Of course, I’m interested in hearing what conclusions these guys come up with. But to be honest, their coming to do this right now isn’t great timing. Not their fault. It was an administrative decision (no, I wasn’t involved or I’d have had something to say about it). We have a week-long organizational business conference coming up in the middle of the month for which I still have to get ready. So do a lot of the people they’re interviewing. Like I said, not great timing.

However, even more serious in my opinion is that going to meetings like this doesn’t provide for good stories for this blog! I may have to escape to visit some friends downtown one of these afternoons...

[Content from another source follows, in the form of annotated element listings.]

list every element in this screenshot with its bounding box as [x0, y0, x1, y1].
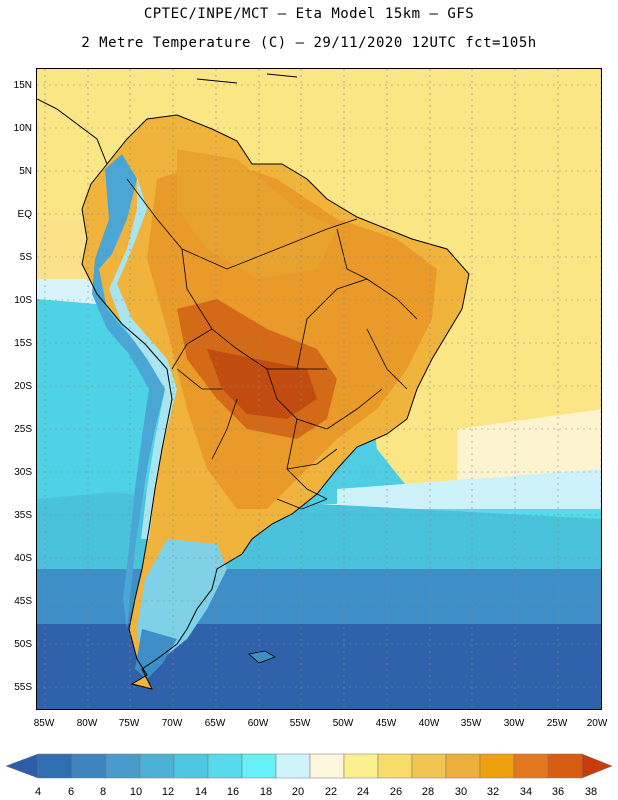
- colorbar-cell: [71, 753, 107, 779]
- lon-label: 65W: [205, 718, 226, 729]
- patagonia-cool-region: [137, 539, 227, 664]
- colorbar-cell: [105, 753, 141, 779]
- central-america-coast: [37, 98, 108, 165]
- colorbar-cell: [139, 753, 175, 779]
- andes-cold-strip: [92, 154, 165, 629]
- lat-label: 25S: [14, 424, 32, 435]
- north-warm-belt: [177, 149, 337, 279]
- colorbar-cell: [173, 753, 209, 779]
- colorbar-label: 34: [520, 786, 532, 798]
- colorbar-label: 28: [422, 786, 434, 798]
- lat-label: 10S: [14, 295, 32, 306]
- lat-label: 50S: [14, 639, 32, 650]
- colorbar-cell: [275, 753, 311, 779]
- ocean-band-cold: [37, 569, 601, 629]
- colorbar-label: 26: [390, 786, 402, 798]
- lat-label: 5S: [20, 252, 33, 263]
- colorbar-cell: [377, 753, 413, 779]
- colorbar-label: 12: [162, 786, 174, 798]
- map-title-line-1: CPTEC/INPE/MCT – Eta Model 15km – GFS: [143, 6, 475, 22]
- colorbar-label: 8: [100, 786, 106, 798]
- colorbar-label: 18: [260, 786, 272, 798]
- colorbar-label: 4: [35, 786, 41, 798]
- lat-lon-grid: [37, 69, 601, 709]
- colorbar-label: 10: [130, 786, 142, 798]
- coastline: [81, 114, 470, 690]
- colorbar-label: 38: [585, 786, 597, 798]
- colorbar-label: 36: [552, 786, 564, 798]
- lat-label: EQ: [18, 209, 33, 220]
- lon-label: 75W: [119, 718, 140, 729]
- lon-label: 70W: [162, 718, 183, 729]
- lon-label: 55W: [290, 718, 311, 729]
- lon-label: 60W: [248, 718, 269, 729]
- lat-label: 5N: [19, 166, 32, 177]
- lon-label: 25W: [547, 718, 568, 729]
- map-title-line-2: 2 Metre Temperature (C) – 29/11/2020 12U…: [81, 35, 537, 51]
- ocean-atlantic-warm: [367, 69, 601, 499]
- colorbar-cell: [411, 753, 447, 779]
- lat-label: 30S: [14, 467, 32, 478]
- lat-label: 15N: [14, 80, 32, 91]
- lon-label: 20W: [587, 718, 608, 729]
- colorbar-label: 16: [227, 786, 239, 798]
- lon-label: 50W: [333, 718, 354, 729]
- colorbar-label: 6: [68, 786, 74, 798]
- lat-label: 10N: [14, 123, 32, 134]
- lat-label: 40S: [14, 553, 32, 564]
- colorbar-cell: [241, 753, 277, 779]
- country-borders: [126, 178, 418, 510]
- temperature-map: [36, 68, 602, 710]
- lat-label: 20S: [14, 381, 32, 392]
- lon-label: 45W: [376, 718, 397, 729]
- colorbar-right-arrow: [581, 753, 613, 779]
- colorbar: [5, 753, 613, 779]
- lon-label: 40W: [419, 718, 440, 729]
- colorbar-cell: [343, 753, 379, 779]
- ocean-band-deep: [37, 624, 601, 709]
- lon-label: 30W: [504, 718, 525, 729]
- lon-label: 80W: [77, 718, 98, 729]
- temperature-map-svg: [37, 69, 601, 709]
- lon-label: 85W: [34, 718, 55, 729]
- andes-pale-strip: [109, 177, 177, 539]
- colorbar-cell: [37, 753, 73, 779]
- colorbar-cell: [445, 753, 481, 779]
- falkland-islands: [248, 650, 276, 664]
- colorbar-label: 20: [292, 786, 304, 798]
- colorbar-cell: [207, 753, 243, 779]
- colorbar-cell: [309, 753, 345, 779]
- lat-label: 15S: [14, 338, 32, 349]
- colorbar-label: 14: [195, 786, 207, 798]
- colorbar-cell: [547, 753, 583, 779]
- colorbar-cell: [479, 753, 515, 779]
- caribbean-islands: [196, 73, 298, 84]
- lat-label: 45S: [14, 596, 32, 607]
- lon-label: 35W: [461, 718, 482, 729]
- colorbar-label: 32: [487, 786, 499, 798]
- lat-label: 55S: [14, 682, 32, 693]
- colorbar-label: 24: [357, 786, 369, 798]
- colorbar-cell: [513, 753, 549, 779]
- very-hot-core-region: [207, 349, 317, 419]
- colorbar-label: 22: [325, 786, 337, 798]
- colorbar-left-arrow: [5, 753, 39, 779]
- lat-label: 35S: [14, 510, 32, 521]
- colorbar-label: 30: [455, 786, 467, 798]
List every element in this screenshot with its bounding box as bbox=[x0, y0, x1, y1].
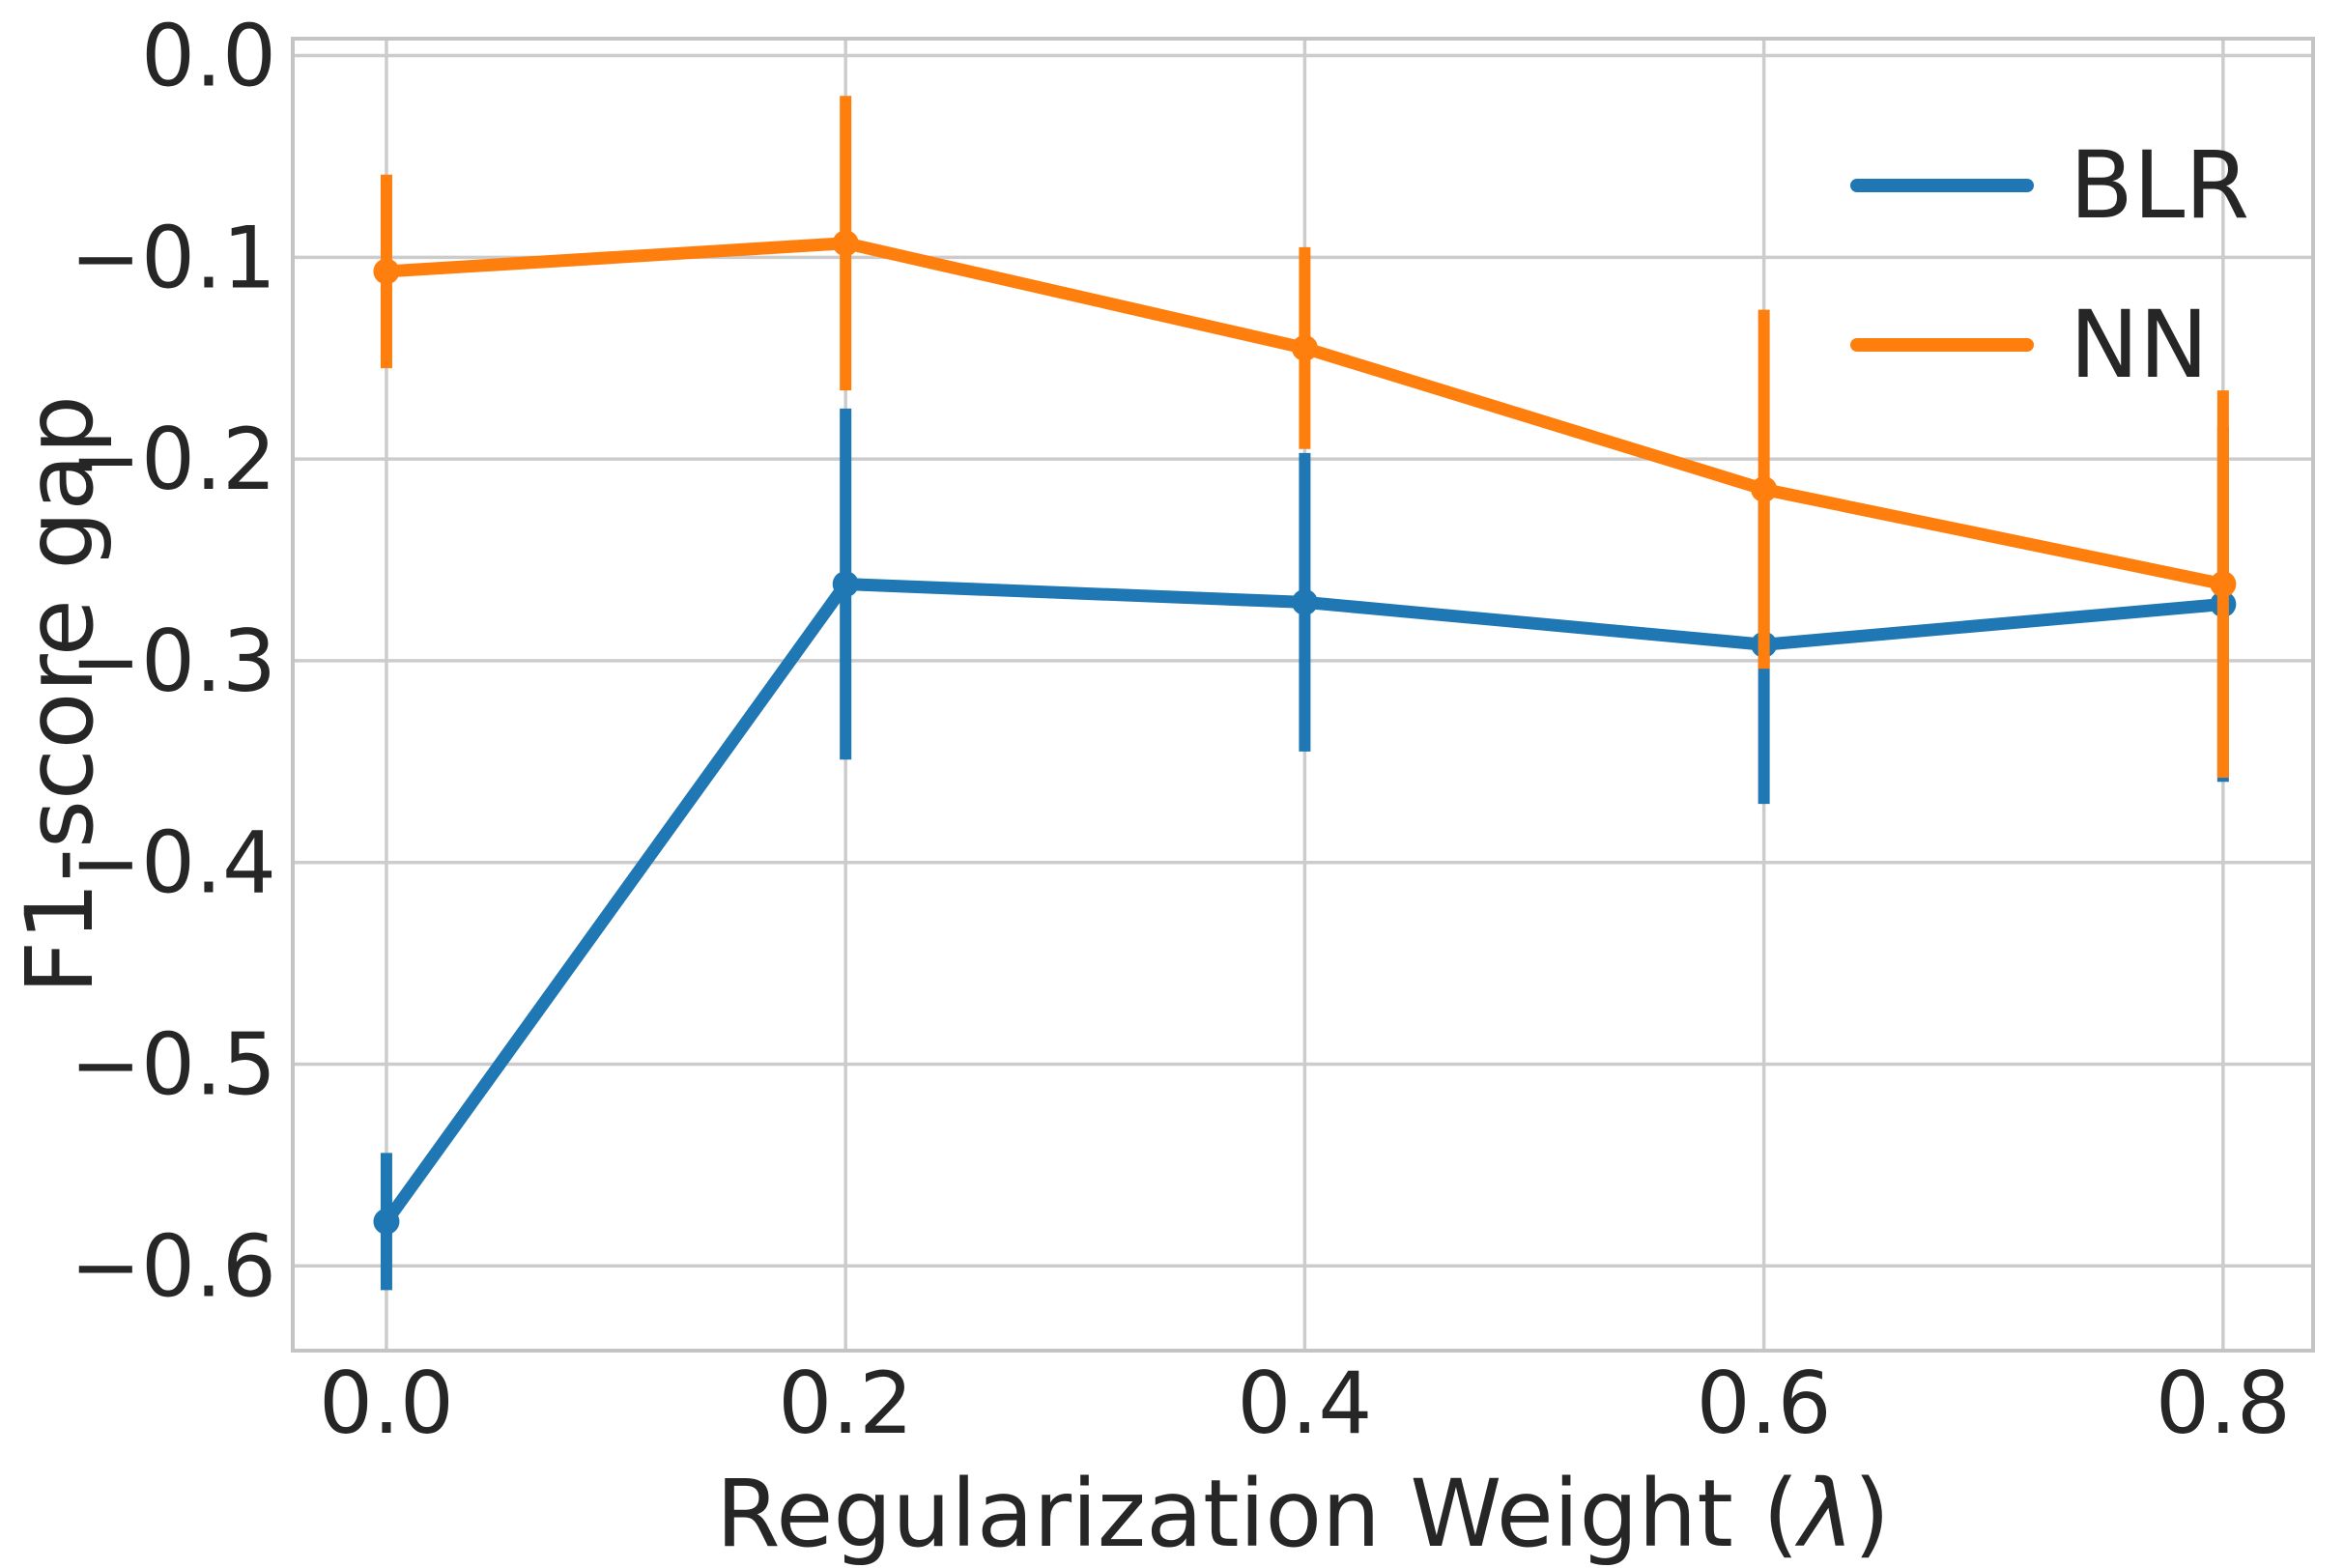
nn-marker bbox=[373, 258, 400, 285]
legend-label-nn: NN bbox=[2070, 291, 2209, 399]
y-tick-label: −0.5 bbox=[70, 1015, 276, 1115]
nn-marker bbox=[1751, 475, 1778, 502]
legend-label-blr: BLR bbox=[2070, 131, 2249, 240]
y-tick-label: −0.4 bbox=[70, 813, 276, 913]
x-tick-label: 0.2 bbox=[778, 1354, 913, 1453]
nn-marker bbox=[1291, 334, 1318, 361]
y-tick-label: 0.0 bbox=[141, 7, 276, 106]
y-tick-label: −0.3 bbox=[70, 612, 276, 711]
plot-border bbox=[291, 37, 2315, 1353]
x-tick-label: 0.4 bbox=[1237, 1354, 1372, 1453]
blr-marker bbox=[373, 1208, 400, 1235]
y-tick-label: −0.2 bbox=[70, 410, 276, 509]
nn-marker bbox=[832, 230, 859, 257]
y-tick-label: −0.6 bbox=[70, 1216, 276, 1316]
nn-marker bbox=[2210, 571, 2237, 598]
x-tick-label: 0.6 bbox=[1697, 1354, 1832, 1453]
x-axis-label: Regularization Weight (λ) bbox=[716, 1460, 1890, 1568]
y-tick-label: −0.1 bbox=[70, 208, 276, 307]
x-tick-label: 0.8 bbox=[2156, 1354, 2291, 1453]
blr-marker bbox=[1291, 588, 1318, 615]
y-axis-label: F1-score gap bbox=[6, 395, 114, 994]
blr-marker bbox=[832, 571, 859, 598]
x-tick-label: 0.0 bbox=[319, 1354, 454, 1453]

Actually, I was at a meeting downtown a couple of weeks ago. It was held in an air-conditioned hotel conference room. The meeting was three hours long and it’s the closest I’ve come to being frozen in Burkina Faso! It was soooooooooo cold in that room! And I only had a short-sleeved shirt.

The meeting included a meal. I have to admit it was a generous meal. Good food and lots of it on every plate. However, they made a serious mistake. They began bringing the food in before the meeting was over. What they didn’t realize is that as soon as the food arrived, the meeting was effectively over! No one was listening to them anymore. Unfortunately, the organizers seemed oblivious to this and droned on until that good-smelling food was half cold. *sigh*

Anyway, I’d better stop here. I have a meeting to go to.